“Where do we… begin…?” - The Joker from The Dark Knight
This effort consumed over three months of my nights and weekends. I wrote a search algorithm a few years ago and that took me six months. That’s the only effort that’s ever consumed more time on one of my personal projects.
I suppose I should start out talking about what the goal was. Simply put, I wanted an expandable system. Prior to this effort, adding a new command required modifying the operating system code. Now, it’s a matter of adding a new set of files on the filesystem.
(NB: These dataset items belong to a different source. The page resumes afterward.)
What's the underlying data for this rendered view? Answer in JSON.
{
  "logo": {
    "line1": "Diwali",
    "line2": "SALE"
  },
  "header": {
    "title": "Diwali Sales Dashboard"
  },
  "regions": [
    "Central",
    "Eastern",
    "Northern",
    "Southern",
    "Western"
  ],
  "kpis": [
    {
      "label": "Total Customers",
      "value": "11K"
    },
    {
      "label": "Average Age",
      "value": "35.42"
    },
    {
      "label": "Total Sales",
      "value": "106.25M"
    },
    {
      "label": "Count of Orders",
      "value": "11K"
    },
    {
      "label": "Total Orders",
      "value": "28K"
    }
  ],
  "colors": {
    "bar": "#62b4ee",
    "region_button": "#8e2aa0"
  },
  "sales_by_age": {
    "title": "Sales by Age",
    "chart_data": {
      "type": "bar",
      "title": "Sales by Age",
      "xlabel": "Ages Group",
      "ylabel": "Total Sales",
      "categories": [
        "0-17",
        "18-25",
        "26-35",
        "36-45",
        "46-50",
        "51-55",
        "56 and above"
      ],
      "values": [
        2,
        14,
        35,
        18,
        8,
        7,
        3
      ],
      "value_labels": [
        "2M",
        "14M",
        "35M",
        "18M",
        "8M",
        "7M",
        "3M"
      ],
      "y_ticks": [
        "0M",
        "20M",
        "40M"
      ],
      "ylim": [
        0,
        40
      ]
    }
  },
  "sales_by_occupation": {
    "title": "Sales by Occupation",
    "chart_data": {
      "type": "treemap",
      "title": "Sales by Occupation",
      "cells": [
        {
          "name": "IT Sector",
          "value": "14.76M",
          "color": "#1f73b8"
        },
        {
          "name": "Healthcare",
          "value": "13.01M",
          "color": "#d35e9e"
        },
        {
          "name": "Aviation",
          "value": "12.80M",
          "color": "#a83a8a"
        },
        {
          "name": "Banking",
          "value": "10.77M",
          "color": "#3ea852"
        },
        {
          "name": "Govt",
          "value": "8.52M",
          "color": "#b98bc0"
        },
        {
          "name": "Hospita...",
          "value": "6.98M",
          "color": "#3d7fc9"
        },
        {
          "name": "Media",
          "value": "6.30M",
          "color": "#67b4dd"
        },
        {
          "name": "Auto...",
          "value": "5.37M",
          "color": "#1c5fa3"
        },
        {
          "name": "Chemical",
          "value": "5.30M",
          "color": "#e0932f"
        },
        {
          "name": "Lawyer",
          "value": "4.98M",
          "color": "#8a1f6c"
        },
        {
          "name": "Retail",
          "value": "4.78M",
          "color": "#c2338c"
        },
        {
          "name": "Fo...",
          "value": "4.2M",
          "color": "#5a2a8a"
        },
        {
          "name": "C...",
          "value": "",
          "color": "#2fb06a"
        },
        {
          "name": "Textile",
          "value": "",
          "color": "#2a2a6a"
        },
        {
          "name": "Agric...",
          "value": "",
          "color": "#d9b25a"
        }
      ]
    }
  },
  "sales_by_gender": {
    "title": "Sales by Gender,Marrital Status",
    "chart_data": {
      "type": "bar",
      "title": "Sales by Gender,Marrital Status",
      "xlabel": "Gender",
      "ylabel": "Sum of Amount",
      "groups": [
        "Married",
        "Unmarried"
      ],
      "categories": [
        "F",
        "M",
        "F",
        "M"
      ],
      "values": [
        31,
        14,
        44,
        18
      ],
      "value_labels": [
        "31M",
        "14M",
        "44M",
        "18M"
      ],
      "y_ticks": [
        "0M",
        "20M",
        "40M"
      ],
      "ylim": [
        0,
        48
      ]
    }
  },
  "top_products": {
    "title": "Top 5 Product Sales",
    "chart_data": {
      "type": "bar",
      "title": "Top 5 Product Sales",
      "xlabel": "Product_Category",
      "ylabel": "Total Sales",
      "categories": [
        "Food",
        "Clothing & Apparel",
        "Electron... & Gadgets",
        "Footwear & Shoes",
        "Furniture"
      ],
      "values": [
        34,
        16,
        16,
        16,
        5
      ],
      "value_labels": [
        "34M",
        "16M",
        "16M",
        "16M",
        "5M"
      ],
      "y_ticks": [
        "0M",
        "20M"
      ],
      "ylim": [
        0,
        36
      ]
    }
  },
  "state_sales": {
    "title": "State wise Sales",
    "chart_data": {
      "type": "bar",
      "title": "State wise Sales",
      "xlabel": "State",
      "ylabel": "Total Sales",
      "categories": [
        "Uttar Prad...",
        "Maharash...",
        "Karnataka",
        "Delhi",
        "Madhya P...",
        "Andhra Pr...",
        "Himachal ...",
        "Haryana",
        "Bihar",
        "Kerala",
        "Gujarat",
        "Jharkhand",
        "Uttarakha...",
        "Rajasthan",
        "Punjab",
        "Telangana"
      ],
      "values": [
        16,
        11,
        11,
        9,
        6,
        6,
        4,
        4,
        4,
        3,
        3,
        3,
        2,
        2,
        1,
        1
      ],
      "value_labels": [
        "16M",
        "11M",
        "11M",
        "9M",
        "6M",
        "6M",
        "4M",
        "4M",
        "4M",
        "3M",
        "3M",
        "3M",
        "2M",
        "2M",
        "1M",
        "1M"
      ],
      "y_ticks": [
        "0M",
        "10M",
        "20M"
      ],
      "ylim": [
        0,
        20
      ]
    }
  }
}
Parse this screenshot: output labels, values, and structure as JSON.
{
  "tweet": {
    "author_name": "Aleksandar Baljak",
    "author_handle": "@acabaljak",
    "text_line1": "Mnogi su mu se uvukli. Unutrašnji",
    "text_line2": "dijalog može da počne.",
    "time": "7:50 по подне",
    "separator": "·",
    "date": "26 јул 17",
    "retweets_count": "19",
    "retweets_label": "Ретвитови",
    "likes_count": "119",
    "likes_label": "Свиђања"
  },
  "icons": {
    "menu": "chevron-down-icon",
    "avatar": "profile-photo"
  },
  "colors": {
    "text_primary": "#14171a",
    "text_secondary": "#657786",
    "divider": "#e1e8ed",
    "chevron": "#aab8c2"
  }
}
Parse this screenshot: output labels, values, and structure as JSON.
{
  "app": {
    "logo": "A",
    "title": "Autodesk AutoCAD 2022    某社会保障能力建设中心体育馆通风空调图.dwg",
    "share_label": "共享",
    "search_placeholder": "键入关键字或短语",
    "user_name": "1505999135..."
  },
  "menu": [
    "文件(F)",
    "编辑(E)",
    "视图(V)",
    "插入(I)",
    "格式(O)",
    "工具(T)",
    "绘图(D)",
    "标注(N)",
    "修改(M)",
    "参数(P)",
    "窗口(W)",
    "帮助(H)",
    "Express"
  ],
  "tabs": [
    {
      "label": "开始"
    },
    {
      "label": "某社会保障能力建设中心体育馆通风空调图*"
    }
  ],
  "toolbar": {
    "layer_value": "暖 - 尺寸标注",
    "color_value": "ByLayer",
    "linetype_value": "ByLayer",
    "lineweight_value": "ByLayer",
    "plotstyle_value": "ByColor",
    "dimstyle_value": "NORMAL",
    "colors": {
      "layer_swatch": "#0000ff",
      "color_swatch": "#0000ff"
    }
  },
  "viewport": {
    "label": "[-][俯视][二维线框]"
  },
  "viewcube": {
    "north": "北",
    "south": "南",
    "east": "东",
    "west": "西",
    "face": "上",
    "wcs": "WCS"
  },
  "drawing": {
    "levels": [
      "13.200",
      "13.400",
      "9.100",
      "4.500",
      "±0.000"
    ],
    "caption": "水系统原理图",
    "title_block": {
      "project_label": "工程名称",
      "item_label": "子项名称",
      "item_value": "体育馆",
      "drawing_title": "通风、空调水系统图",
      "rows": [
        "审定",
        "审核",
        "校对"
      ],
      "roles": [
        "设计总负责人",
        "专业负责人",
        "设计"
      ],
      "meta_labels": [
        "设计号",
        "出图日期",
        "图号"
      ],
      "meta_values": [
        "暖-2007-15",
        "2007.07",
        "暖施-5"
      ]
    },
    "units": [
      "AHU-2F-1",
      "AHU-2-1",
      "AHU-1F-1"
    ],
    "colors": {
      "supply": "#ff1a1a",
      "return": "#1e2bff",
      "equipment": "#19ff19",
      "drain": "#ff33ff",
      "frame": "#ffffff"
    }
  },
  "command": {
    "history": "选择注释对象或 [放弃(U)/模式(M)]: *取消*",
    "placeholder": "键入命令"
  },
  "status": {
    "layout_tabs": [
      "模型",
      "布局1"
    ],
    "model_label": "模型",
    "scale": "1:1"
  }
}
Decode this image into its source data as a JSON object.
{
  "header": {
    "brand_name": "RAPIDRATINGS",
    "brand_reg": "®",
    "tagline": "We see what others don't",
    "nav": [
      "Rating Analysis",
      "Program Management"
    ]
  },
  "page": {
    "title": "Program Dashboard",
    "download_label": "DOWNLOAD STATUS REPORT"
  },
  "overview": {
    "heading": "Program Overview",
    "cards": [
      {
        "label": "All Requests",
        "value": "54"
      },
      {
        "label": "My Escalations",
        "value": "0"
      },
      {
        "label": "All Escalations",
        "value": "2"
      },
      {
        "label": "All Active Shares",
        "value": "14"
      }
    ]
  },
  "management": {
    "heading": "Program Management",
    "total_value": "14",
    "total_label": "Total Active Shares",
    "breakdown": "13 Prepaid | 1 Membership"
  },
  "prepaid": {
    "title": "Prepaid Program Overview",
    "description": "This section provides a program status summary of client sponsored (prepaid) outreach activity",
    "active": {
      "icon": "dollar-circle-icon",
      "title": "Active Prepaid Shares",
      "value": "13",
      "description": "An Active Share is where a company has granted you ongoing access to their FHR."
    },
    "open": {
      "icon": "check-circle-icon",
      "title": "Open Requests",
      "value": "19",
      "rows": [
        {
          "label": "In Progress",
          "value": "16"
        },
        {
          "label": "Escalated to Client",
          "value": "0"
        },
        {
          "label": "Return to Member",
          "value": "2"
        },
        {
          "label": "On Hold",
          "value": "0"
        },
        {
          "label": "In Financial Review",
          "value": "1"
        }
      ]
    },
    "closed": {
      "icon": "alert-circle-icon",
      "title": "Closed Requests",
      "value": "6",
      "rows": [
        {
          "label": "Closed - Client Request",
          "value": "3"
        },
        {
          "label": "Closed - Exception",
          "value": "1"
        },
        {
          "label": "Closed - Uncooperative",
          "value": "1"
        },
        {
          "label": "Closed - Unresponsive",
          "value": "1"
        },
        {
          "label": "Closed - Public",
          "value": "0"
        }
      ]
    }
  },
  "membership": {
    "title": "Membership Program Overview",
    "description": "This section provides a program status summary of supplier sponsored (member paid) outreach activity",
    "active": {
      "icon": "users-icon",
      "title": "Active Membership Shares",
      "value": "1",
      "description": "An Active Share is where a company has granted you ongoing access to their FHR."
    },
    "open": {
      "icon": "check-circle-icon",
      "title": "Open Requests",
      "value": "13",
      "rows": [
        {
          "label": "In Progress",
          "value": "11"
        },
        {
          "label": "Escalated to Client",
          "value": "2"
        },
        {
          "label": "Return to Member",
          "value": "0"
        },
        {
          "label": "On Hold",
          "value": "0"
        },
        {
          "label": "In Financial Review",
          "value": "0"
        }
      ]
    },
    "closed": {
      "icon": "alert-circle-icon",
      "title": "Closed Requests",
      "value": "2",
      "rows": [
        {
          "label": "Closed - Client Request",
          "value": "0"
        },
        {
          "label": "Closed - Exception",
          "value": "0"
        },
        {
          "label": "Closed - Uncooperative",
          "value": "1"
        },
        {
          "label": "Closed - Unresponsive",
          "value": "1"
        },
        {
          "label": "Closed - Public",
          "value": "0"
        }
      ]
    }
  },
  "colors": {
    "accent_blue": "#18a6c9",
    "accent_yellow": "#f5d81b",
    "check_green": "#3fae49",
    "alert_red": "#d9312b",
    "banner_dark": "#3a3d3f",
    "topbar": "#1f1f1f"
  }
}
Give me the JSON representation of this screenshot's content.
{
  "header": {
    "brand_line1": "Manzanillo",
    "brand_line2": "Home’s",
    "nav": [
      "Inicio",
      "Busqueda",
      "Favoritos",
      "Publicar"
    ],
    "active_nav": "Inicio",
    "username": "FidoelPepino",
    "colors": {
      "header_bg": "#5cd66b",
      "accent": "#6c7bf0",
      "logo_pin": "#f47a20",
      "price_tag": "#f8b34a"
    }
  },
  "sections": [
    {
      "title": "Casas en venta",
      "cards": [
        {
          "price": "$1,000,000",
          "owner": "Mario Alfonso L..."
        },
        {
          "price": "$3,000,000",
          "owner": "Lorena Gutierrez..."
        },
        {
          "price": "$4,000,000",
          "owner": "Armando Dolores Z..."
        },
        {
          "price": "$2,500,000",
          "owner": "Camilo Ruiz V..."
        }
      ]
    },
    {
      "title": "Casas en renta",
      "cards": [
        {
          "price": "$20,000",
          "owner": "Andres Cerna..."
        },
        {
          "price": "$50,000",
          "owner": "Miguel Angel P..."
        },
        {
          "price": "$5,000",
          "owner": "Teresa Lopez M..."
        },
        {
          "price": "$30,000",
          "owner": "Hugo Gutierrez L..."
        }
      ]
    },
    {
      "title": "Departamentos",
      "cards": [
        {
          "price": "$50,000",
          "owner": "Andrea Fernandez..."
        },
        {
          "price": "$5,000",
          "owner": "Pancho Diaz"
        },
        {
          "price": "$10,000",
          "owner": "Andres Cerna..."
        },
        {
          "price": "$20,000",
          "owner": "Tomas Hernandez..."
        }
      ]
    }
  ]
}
Now, as previously mentioned in my Getting Closer post, I had already worked out the basic mechanics of how overlays could work and had some prototypes working. For this effort, though, I wanted to move ALL of the existing built-in commands and the shell into overlays while still maintaining functional parity with what I had previously developed in the built-in versions.
That by itself wasn’t good enough, though. The overall goal of this entire project is to produce a Unix-like system. For that, the overlay commands didn’t just need to be loaded from the filesystem, they needed to use Unix system calls. THAT was an issue. The commands that I had built into the kernel were kind of half-Unix. Some things used standard C or Unix calls and some things didn’t. For this effort, I needed to implement the proper Unix flows any time there was one and all the backing system calls to support them.
As always, I did research on how other implementations do things. I was pretty disappointed by what I found. Some things were straightforward. For the kill command there’s a kill() system call. Some things, however, were very much not.
For instance, I discovered that the Unix specifcation mandates that a ps command exist, but not how it accomplishes its work. On Linux, the command traverses the /proc directory. Other systems, however, use implementation-specific system calls. That was unexpected. That put me in the position of having to expose the same infrastructure I used in the embedded commands into userspace.
Another “gotcha” was how to use overlays from userspace. I don’t think overlays have been part of an official release of Unix in over 40 years. Even when they were present, they were an implementation detail. There was never anything about them in “Unix” itself. So, this was another area where I had to expose a custom API to userspace.
I’m going to skip all the details of implementing all the system calls, but there were a lot. This is, of course, nowhere close to everything, it’s just the set of calls that brings me to being on-par with what I already had.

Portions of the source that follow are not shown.